I talk to you guys all the time in zillions.. okay maybe not quite that dramatic, but lots of words about skincare and the importance of taking care of it. I recently stumbled upon a new sunscreen line thanks to my friends at Supergoop! When I think of sunscreens, I imagine sticky and thick layers. Alas, I have found you a solution that is neither of those things and everything I want to incorporate in my daily skincare regimen.
I want to preface this article but stating these images were shot in downtown Dallas in 110 degree heat at 4pm – no lie. So the need for sunscreen, along with serious amounts of water and immediate A/C was serious.

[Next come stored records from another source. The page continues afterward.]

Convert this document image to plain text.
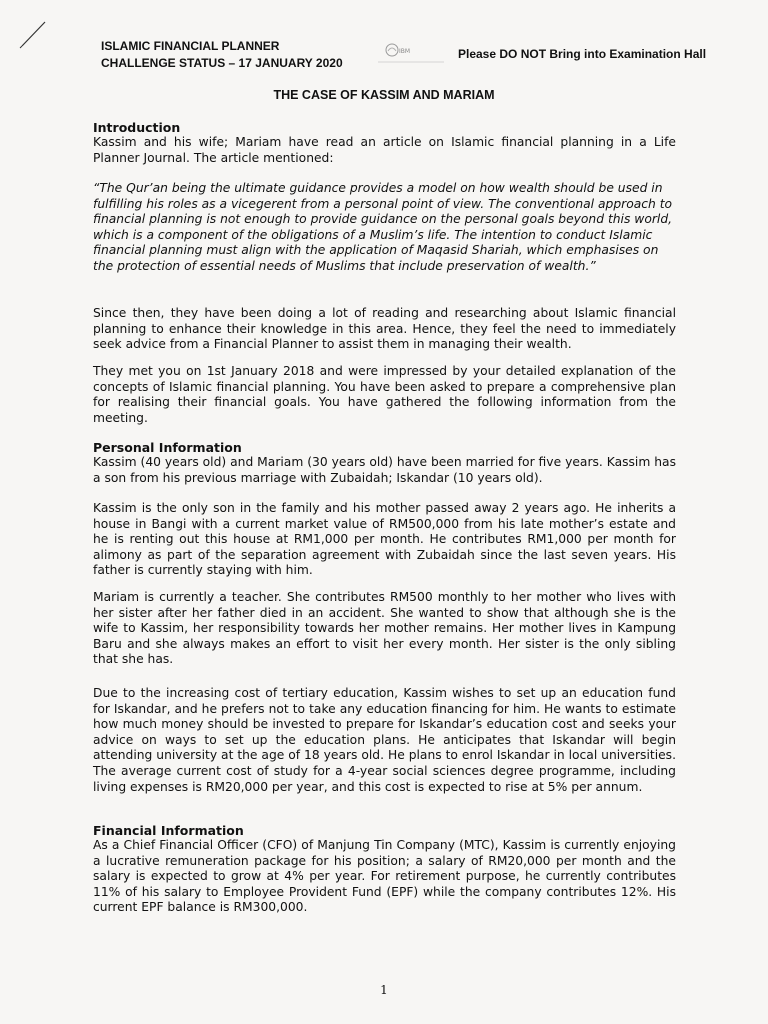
ISLAMIC FINANCIAL PLANNER
CHALLENGE STATUS – 17 JANUARY 2020
IBM	Please DO NOT Bring into Examination Hall
THE CASE OF KASSIM AND MARIAM
Introduction

Kassim and his wife; Mariam have read an article on Islamic financial planning in a Life Planner Journal. The article mentioned:

“The Qur’an being the ultimate guidance provides a model on how wealth should be used in fulfilling his roles as a vicegerent from a personal point of view. The conventional approach to financial planning is not enough to provide guidance on the personal goals beyond this world, which is a component of the obligations of a Muslim’s life. The intention to conduct Islamic financial planning must align with the application of Maqasid Shariah, which emphasises on the protection of essential needs of Muslims that include preservation of wealth.”

Since then, they have been doing a lot of reading and researching about Islamic financial planning to enhance their knowledge in this area. Hence, they feel the need to immediately seek advice from a Financial Planner to assist them in managing their wealth.

They met you on 1st January 2018 and were impressed by your detailed explanation of the concepts of Islamic financial planning. You have been asked to prepare a comprehensive plan for realising their financial goals. You have gathered the following information from the meeting.

Personal Information

Kassim (40 years old) and Mariam (30 years old) have been married for five years. Kassim has a son from his previous marriage with Zubaidah; Iskandar (10 years old).

Kassim is the only son in the family and his mother passed away 2 years ago. He inherits a house in Bangi with a current market value of RM500,000 from his late mother’s estate and he is renting out this house at RM1,000 per month. He contributes RM1,000 per month for alimony as part of the separation agreement with Zubaidah since the last seven years. His father is currently staying with him.

Mariam is currently a teacher. She contributes RM500 monthly to her mother who lives with her sister after her father died in an accident. She wanted to show that although she is the wife to Kassim, her responsibility towards her mother remains. Her mother lives in Kampung Baru and she always makes an effort to visit her every month. Her sister is the only sibling that she has.

Due to the increasing cost of tertiary education, Kassim wishes to set up an education fund for Iskandar, and he prefers not to take any education financing for him. He wants to estimate how much money should be invested to prepare for Iskandar’s education cost and seeks your advice on ways to set up the education plans. He anticipates that Iskandar will begin attending university at the age of 18 years old. He plans to enrol Iskandar in local universities. The average current cost of study for a 4-year social sciences degree programme, including living expenses is RM20,000 per year, and this cost is expected to rise at 5% per annum.

Financial Information

As a Chief Financial Officer (CFO) of Manjung Tin Company (MTC), Kassim is currently enjoying a lucrative remuneration package for his position; a salary of RM20,000 per month and the salary is expected to grow at 4% per year. For retirement purpose, he currently contributes 11% of his salary to Employee Provident Fund (EPF) while the company contributes 12%. His current EPF balance is RM300,000.

1
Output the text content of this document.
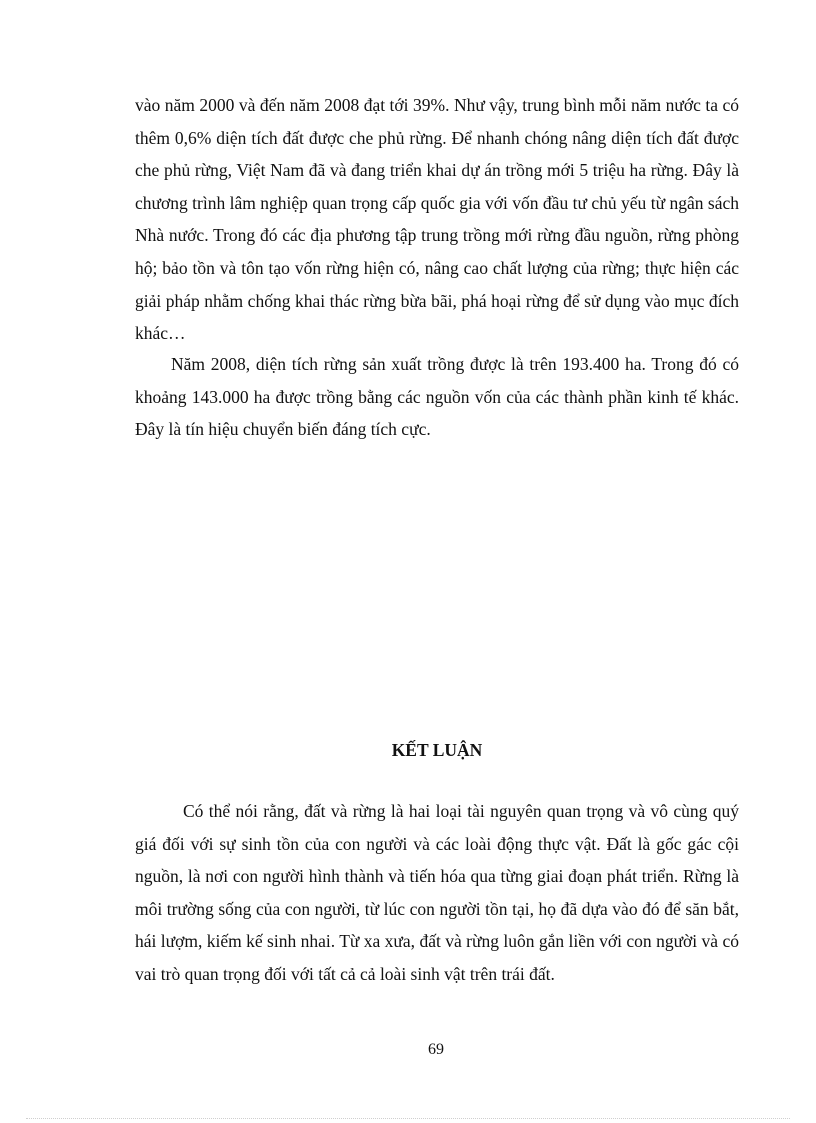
vào năm 2000 và đến năm 2008 đạt tới 39%. Như vậy, trung bình mỗi năm nước ta có thêm 0,6% diện tích đất được che phủ rừng. Để nhanh chóng nâng diện tích đất được che phủ rừng, Việt Nam đã và đang triển khai dự án trồng mới 5 triệu ha rừng. Đây là chương trình lâm nghiệp quan trọng cấp quốc gia với vốn đầu tư chủ yếu từ ngân sách Nhà nước. Trong đó các địa phương tập trung trồng mới rừng đầu nguồn, rừng phòng hộ; bảo tồn và tôn tạo vốn rừng hiện có, nâng cao chất lượng của rừng; thực hiện các giải pháp nhằm chống khai thác rừng bừa bãi, phá hoại rừng để sử dụng vào mục đích khác…

Năm 2008, diện tích rừng sản xuất trồng được là trên 193.400 ha. Trong đó có khoảng 143.000 ha được trồng bằng các nguồn vốn của các thành phần kinh tế khác. Đây là tín hiệu chuyển biến đáng tích cực.

KẾT LUẬN

Có thể nói rằng, đất và rừng là hai loại tài nguyên quan trọng và vô cùng quý giá đối với sự sinh tồn của con người và các loài động thực vật. Đất là gốc gác cội nguồn, là nơi con người hình thành và tiến hóa qua từng giai đoạn phát triển. Rừng là môi trường sống của con người, từ lúc con người tồn tại, họ đã dựa vào đó để săn bắt, hái lượm, kiếm kế sinh nhai. Từ xa xưa, đất và rừng luôn gắn liền với con người và có vai trò quan trọng đối với tất cả cả loài sinh vật trên trái đất.

69
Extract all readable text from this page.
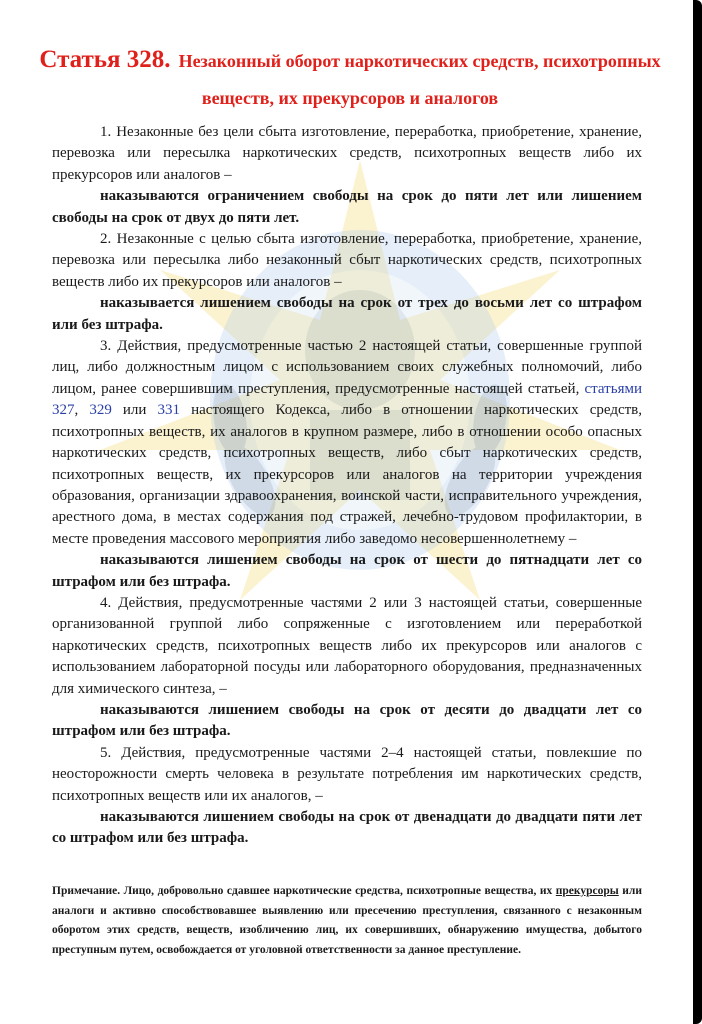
Статья 328. Незаконный оборот наркотических средств, психотропных веществ, их прекурсоров и аналогов

1. Незаконные без цели сбыта изготовление, переработка, приобретение, хранение, перевозка или пересылка наркотических средств, психотропных веществ либо их прекурсоров или аналогов –

наказываются ограничением свободы на срок до пяти лет или лишением свободы на срок от двух до пяти лет.

2. Незаконные с целью сбыта изготовление, переработка, приобретение, хранение, перевозка или пересылка либо незаконный сбыт наркотических средств, психотропных веществ либо их прекурсоров или аналогов –

наказывается лишением свободы на срок от трех до восьми лет со штрафом или без штрафа.

3. Действия, предусмотренные частью 2 настоящей статьи, совершенные группой лиц, либо должностным лицом с использованием своих служебных полномочий, либо лицом, ранее совершившим преступления, предусмотренные настоящей статьей, статьями 327, 329 или 331 настоящего Кодекса, либо в отношении наркотических средств, психотропных веществ, их аналогов в крупном размере, либо в отношении особо опасных наркотических средств, психотропных веществ, либо сбыт наркотических средств, психотропных веществ, их прекурсоров или аналогов на территории учреждения образования, организации здравоохранения, воинской части, исправительного учреждения, арестного дома, в местах содержания под стражей, лечебно-трудовом профилактории, в месте проведения массового мероприятия либо заведомо несовершеннолетнему –

наказываются лишением свободы на срок от шести до пятнадцати лет со штрафом или без штрафа.

4. Действия, предусмотренные частями 2 или 3 настоящей статьи, совершенные организованной группой либо сопряженные с изготовлением или переработкой наркотических средств, психотропных веществ либо их прекурсоров или аналогов с использованием лабораторной посуды или лабораторного оборудования, предназначенных для химического синтеза, –

наказываются лишением свободы на срок от десяти до двадцати лет со штрафом или без штрафа.

5. Действия, предусмотренные частями 2–4 настоящей статьи, повлекшие по неосторожности смерть человека в результате потребления им наркотических средств, психотропных веществ или их аналогов, –

наказываются лишением свободы на срок от двенадцати до двадцати пяти лет со штрафом или без штрафа.

Примечание. Лицо, добровольно сдавшее наркотические средства, психотропные вещества, их прекурсоры или аналоги и активно способствовавшее выявлению или пресечению преступления, связанного с незаконным оборотом этих средств, веществ, изобличению лиц, их совершивших, обнаружению имущества, добытого преступным путем, освобождается от уголовной ответственности за данное преступление.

Just like Supergoop! will tell you, nothing in the world is as great as basic sun protection. SPF is your best friend and saving grace. Supergoop! utilizes only clean ingredients in their products, and are always be oxybenzone, paraben and cruelty free. Hip, hip, hooray! They also make a variety of products that enables you to incorporate SPF into your regimen – whether it be setting powder, sunscreen, CC cream, a sunscreen mousse, or even a setting mist. I love the variety of products – it’s impossible to say no or forget to protect your skin if your routine already has it embedded within.
Why You Need Sunscreen
You might be wondering what’s the big deal about SPF? Doesn’t the sunshine give you some essential vitamin D therapy? Yes, you’re right there. But what you may not be aware of are the hidden UV A & B rays seeping into your skin. UVA rays can zap themselves deep into the dermis layer of your skin, or the thickest layer of your skin. Your skin has three main layers: the epidermis (outermost), dermis (middle and thickest), and the hypodermis (mostly fat and connective tissue). Prolonged and especially unprotected exposure to the sun can and will lead to premature changes in your skin such as wrinkles or signs of aging (no thanks!), and ultimately skin cancer. UVB rays usually give us that superficial burn or pinkness we see after being out in the sun too long. These guys really play star roles in the skin cancer game. Check out the American Cancer Society’s page for more skin cancer facts and info! Should you see anything and I mean anything questionable on your skin, whether it’s old or new, get it checked by your regular physician or dermatologist, ASAP!
SPF along with staying in the shade, and wearing sleeves and hats are your biggest strengths against avoiding skin cancer. Don’t forget places like the tips and backs of your ears as well as the back of your neck and your nose – these places see a LOT of sun too!
Be smart, take care of skin, add that SPF and moisturize like there’s no tomorrow! I promise, even if you don’t thank me, you’ll most definitely thank yourself!
The Risk of Skin Cancer
Skin cancer is a real threat yall, very real. I won’t sit here and say I’ve always worn sunscreen when I was supposed to or never tanned – because both would be lies. When I was a teen and even in my early twenties – I would hit up the tanning bed like no one’s business. Having a tan was in style and pasty skin was frowned upon. And how could you say no when all your friends did it? For shame for shame, I know.
Now I’ll occasionally get a spray tan but I’m not opposed to pale skin and preserving my looks. What we don’t realize is historical damage can come back to haunt us. So it’s important to start NOW – wear sunscreen, avoid sunburns, and hydrate.
You might be wondering what the risks of skin cancer are or how you need to monitor for it? Did you know one person dies from melanoma every hour? An estimated one in five Americans will develop skin cancer within the course of their lifetime (JAMA, 2005). So – with those frightening statistics – I stick with my paleness and embrace self-monitoring! I want to encourage you all to not only self-check your skin regularly and seek medical advice for any suspicious looking moles or changes in your skin, but to also see a dermatologist at least once a year – especially if you have had lengthy sun/UV exposure/blistering burns in the past. Not sure what questionable moles look like? You can generally use the “ABCDE” rule or consult a physician if you’re unsure.
- A is for Asymmetry: One half of a mole or birthmark does not match the other.
- B is for Border: The edges are irregular, ragged, notched, or blurred.
- C is for Color: The color is not the same all over and may include different shades of brown or black, or sometimes with patches of pink, red, white, or blue.
- D is for Diameter: The spot is larger than 6 millimeters across (about ¼ inch – the size of a pencil eraser), although melanomas can sometimes be smaller than this.
- E is for Evolving: The mole is changing in size, shape, or color.